SoilNet: An Attention-based Spatio-temporal Deep Learning Framework for Soil Organic Carbon Prediction with Digital Soil Mapping in Europe
- URL: http://arxiv.org/abs/2308.03586v2
- Date: Fri, 24 May 2024 09:54:03 GMT
- Title: SoilNet: An Attention-based Spatio-temporal Deep Learning Framework for Soil Organic Carbon Prediction with Digital Soil Mapping in Europe
- Authors: Nafiseh Kakhani, Moien Rangzan, Ali Jamali, Sara Attarchi, Seyed Kazem Alavipanah, Thomas Scholten,
- Abstract summary: Digital soil mapping (DSM) is an advanced approach that integrates statistical modeling and cutting-edge technologies.
This study highlights the significance of spatial-temporal deep learning (DL) techniques within the DSM framework.
A novel architecture is proposed, incorporating spatial information using a base convolutional neural network (CNN) model and spatial attention mechanism, along with climate temporal information.

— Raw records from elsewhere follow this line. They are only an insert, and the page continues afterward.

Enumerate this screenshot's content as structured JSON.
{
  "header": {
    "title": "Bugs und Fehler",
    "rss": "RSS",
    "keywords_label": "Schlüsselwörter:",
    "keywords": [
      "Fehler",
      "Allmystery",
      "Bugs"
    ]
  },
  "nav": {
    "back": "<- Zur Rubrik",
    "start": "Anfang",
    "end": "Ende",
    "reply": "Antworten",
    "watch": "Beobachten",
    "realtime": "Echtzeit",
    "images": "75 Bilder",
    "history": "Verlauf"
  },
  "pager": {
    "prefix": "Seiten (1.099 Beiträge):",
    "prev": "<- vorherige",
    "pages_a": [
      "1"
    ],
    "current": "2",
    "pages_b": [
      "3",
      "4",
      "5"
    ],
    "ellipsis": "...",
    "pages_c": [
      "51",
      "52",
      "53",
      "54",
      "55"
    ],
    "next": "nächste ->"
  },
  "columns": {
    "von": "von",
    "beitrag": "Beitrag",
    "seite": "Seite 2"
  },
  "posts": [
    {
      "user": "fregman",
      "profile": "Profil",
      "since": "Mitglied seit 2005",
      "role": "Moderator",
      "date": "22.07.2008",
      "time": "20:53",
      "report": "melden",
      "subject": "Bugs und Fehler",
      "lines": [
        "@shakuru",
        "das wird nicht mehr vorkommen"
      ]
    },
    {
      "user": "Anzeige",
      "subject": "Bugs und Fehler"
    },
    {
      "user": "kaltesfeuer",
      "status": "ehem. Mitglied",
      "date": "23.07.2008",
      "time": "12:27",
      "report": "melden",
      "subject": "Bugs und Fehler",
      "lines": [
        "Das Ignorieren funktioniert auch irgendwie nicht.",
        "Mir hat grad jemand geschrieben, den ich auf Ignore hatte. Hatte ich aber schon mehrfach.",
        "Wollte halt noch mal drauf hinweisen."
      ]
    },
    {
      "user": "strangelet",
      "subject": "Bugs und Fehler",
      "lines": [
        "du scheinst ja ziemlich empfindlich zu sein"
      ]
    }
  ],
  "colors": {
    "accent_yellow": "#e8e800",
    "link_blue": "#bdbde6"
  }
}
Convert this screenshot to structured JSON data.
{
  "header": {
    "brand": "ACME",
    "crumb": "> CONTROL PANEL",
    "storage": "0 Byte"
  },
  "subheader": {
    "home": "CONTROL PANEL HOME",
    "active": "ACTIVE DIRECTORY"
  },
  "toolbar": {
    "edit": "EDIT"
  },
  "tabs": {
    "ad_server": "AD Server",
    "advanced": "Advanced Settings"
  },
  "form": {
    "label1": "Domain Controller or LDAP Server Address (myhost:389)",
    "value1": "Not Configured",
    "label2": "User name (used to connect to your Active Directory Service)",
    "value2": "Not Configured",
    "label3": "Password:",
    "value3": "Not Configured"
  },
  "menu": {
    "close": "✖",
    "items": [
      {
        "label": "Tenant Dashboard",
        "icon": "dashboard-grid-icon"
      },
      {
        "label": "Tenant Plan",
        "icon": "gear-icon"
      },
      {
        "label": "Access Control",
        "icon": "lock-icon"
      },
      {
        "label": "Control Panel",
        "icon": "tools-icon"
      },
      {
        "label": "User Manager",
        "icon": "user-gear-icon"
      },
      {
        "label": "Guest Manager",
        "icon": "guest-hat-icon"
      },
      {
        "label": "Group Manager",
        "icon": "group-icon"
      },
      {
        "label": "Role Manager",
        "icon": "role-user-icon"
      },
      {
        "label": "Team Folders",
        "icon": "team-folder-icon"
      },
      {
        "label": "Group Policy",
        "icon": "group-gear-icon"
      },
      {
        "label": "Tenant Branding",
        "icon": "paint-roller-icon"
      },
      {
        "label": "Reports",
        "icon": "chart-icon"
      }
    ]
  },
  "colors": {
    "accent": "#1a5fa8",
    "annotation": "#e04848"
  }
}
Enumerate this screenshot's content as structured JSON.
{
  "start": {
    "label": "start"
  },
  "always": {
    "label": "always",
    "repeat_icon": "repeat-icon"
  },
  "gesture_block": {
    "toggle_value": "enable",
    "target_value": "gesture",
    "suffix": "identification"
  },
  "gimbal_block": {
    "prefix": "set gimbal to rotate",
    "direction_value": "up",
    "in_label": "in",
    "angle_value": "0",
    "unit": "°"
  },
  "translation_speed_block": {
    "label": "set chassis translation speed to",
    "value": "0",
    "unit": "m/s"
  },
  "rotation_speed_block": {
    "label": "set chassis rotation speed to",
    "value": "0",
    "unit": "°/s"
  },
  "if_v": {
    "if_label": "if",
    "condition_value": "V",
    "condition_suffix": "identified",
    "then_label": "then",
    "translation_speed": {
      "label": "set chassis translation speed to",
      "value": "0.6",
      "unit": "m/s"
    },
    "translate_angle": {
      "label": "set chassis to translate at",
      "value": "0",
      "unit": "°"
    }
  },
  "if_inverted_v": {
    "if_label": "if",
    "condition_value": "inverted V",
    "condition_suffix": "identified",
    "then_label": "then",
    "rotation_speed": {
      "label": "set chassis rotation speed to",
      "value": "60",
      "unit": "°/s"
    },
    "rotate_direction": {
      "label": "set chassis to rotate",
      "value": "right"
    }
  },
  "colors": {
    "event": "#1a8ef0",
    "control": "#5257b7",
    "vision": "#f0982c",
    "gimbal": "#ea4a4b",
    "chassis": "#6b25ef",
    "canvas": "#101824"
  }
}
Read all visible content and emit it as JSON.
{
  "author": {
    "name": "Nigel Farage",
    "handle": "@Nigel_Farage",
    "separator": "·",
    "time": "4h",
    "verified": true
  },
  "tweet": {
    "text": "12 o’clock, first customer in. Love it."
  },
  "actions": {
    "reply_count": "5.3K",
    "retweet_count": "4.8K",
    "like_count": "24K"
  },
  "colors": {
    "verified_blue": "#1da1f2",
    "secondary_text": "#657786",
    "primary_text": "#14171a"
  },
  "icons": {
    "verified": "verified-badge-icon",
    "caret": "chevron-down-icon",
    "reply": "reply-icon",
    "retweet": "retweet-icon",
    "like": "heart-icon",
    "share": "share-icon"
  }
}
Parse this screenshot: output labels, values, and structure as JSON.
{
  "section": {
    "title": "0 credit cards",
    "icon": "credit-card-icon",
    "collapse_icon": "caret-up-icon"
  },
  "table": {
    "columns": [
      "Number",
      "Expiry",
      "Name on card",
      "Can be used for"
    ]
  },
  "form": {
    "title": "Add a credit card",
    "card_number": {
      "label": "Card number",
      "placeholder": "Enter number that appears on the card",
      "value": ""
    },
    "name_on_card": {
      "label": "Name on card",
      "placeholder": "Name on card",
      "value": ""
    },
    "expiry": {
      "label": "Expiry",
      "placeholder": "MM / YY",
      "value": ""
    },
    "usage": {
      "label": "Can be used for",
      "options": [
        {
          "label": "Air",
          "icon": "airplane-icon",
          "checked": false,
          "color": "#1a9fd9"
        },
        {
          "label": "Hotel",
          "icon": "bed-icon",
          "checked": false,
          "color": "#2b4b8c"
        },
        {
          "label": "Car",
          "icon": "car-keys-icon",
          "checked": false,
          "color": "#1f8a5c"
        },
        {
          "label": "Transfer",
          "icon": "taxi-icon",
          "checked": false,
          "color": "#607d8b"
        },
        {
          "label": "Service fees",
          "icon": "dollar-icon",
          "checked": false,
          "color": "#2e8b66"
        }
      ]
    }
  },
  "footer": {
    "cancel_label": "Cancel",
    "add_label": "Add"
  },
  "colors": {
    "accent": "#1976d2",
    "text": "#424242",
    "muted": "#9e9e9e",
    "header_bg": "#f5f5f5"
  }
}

- Score: 1.9736611005116438
- License: http://creativecommons.org/licenses/by-nc-nd/4.0/
- Abstract: Digital soil mapping (DSM) is an advanced approach that integrates statistical modeling and cutting-edge technologies, including machine learning (ML) methods, to accurately depict soil properties and their spatial distribution. Soil organic carbon (SOC) is a crucial soil attribute providing valuable insights into soil health, nutrient cycling, greenhouse gas emissions, and overall ecosystem productivity. This study highlights the significance of spatial-temporal deep learning (DL) techniques within the DSM framework. A novel architecture is proposed, incorporating spatial information using a base convolutional neural network (CNN) model and spatial attention mechanism, along with climate temporal information using a long short-term memory (LSTM) network, for SOC prediction across Europe. The model utilizes a comprehensive set of environmental features, including Landsat-8 images, topography, remote sensing indices, and climate time series, as input features. Results demonstrate that the proposed framework outperforms conventional ML approaches like random forest commonly used in DSM, yielding lower root mean square error (RMSE). This model is a robust tool for predicting SOC and could be applied to other soil properties, thereby contributing to the advancement of DSM techniques and facilitating land management and decision-making processes based on accurate information.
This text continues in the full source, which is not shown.